Voordat ik aan hoogte- en dieptepunt Rubik toe ben, moet ik nog iets
vertellen over onze avond en ochtend in Shkodër, na terugkomst
uit
Valbona. Gezien onze ervaring met de goud gestempelde
grafkelder op de vijfde verdieping van Top Appartments, wilden we dit
keer liever een echt hotel, dus had ik,
afgaande op foto's van smetteloze boxsprings en muren met prachtige
zwartwitfoto's van
Marubi, Hotel Loredano geboekt, in het fotogenieke straatje Rugga
G'juhadol. Het was een mooie, complete kamer, dat wil zeggen met aan
beide zijden van het bed een nachtkastje, een lampje en een
contactpunt om je telefoon op te laden.
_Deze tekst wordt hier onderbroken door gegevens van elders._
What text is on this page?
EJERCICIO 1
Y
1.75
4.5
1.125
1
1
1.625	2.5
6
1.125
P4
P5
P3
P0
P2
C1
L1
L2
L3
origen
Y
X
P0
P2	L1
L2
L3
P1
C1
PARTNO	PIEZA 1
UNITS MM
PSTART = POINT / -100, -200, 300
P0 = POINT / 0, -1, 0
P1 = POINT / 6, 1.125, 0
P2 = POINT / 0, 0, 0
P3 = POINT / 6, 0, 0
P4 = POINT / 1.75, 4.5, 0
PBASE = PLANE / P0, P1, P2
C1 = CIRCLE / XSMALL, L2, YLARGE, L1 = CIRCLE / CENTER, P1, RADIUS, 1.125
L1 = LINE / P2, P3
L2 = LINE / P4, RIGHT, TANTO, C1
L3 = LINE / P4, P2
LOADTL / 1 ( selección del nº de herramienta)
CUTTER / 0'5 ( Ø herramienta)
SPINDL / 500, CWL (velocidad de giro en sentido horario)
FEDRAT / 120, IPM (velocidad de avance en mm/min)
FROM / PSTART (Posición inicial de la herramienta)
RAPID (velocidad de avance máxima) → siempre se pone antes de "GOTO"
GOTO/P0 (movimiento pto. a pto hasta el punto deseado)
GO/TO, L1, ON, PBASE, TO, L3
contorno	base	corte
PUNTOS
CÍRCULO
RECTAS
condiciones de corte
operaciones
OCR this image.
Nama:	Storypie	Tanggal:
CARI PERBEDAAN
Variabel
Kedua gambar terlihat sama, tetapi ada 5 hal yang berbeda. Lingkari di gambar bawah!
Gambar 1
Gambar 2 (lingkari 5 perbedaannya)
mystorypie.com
Die basis, denken we elke keer,
hoe moeilijk kan het zijn? Maar het is deze vakantie nog slechts
één keer voorgekomen. Daar dus, en het was nog
niet
alles, want in de badkamer kon je ook nog eens je toilettas kwijt, een
unicum. Wat kan er nu nog mis gaan, vroegen we
ons af. Dat bleek 's avonds, toen een geweldig feestrumoer aanzwol, in
het hotel en daarbuiten, met snoeiharde reggaeton en geschreeuw tot
middernacht en daarna
nog tot 3 uur zachte muziek met erupties van in raki gedrenkte
vrolijkheid.
Het ontbijt maakte veel goed.
Mirëdita, riepen twee vrouwen die de chaos aan het
opruimen waren. Ze wuifden ons met gulle armgebaren de bar
binnen en riepen Nee! toen we aan een tafeltje voor twee wilden gaan
zitten. Veel te
weinig plaats! Ze dekten naast ons, en toen verscheen een bonanza aan
eten en drinken: pannenkoeken, croissants, brood, boter, kaas, jam,
komkommer, tomaat, vruchten, sap, water, melk, koffie en thee...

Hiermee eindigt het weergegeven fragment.